The expected constant sermon he received from his parents, (particularly from his father) made Tristan finally shut down his thriving business and concentrate on the second chance given to him. Bitter though it may be, there was nothing he could do but bury his head into his books and reward his dad with a PT diploma, which he did after a couple of hard-hitting years. This gave him the opportunity to follow his mom who was Texas-based then and tried to discover what fate awaits him in the mid-west.
The first year in this “land of milk and honey” was not that impressive or fruitful for Tristan. While waiting for his “call” from the military, (he applied as medical personnel) Tristan worked as busboy, waited tables until being promoted as a sous chef in a Japanese restaurant in downtown Texas City. It was during these boring, idle and nothing-much-to-do days when he suddenly turned his attention to music. His rekindled “romance” with music grew more intense and serious. Everyday a new song was learned and mastered until such time when his life was almost literally “breathing” music.
Then, they re-located in Jersey City. The change of location gave Tristan more chances to be exposed and finally proved his capacity as a singer. His constant exposures in various church affairs, parties, contests and other social events gave him the much-needed self-confidence to prove his worth.
Style is the man, they say and, definitely, Tristan’s got his own: suave, plaintive, enticingly soulful, and peculiarly very Tristan. His voice reverberates with angst and pain when he renders timeless ballads and longing is evidently echoed in his every phrase.

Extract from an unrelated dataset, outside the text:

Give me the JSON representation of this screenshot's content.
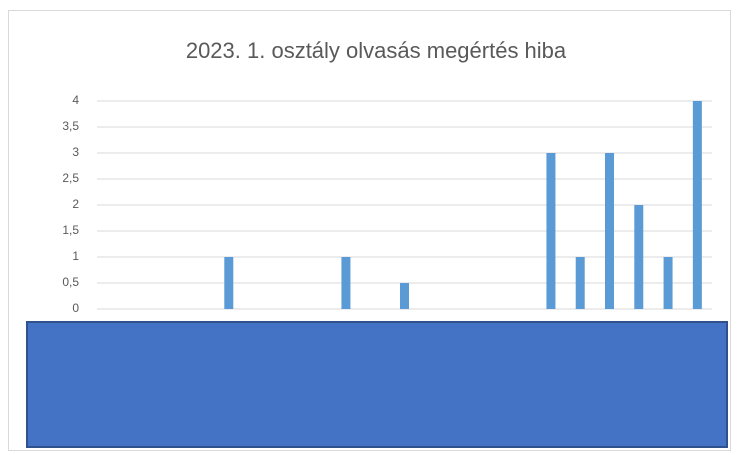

What is quite impressive with Tristan is his ability to interpret his ardent love for music. Maybe, his long time period of waiting for his big break motivated him to fully master his craft but sadly, the realization of his dream went kaput when he untimely met his end.
Tristan was also a former male pageant titlist who should be turning 39 on February 24, 2013. He was survived by his wife, Malou Manansala Mananghaya and two daughters: Angelina Nina (5) and Anica Jill (2 ½) and two sons from previous relationships: Francis Miguel and Patrick.
Incidentally, Tristan Michael Mananghaya, was the nephew of PACCAL Founder and President Emeritus Linda Mananghaya Mayo and first cousin of Events Organizer and PACCAL 1st Vice-Pres. Joey Mayo.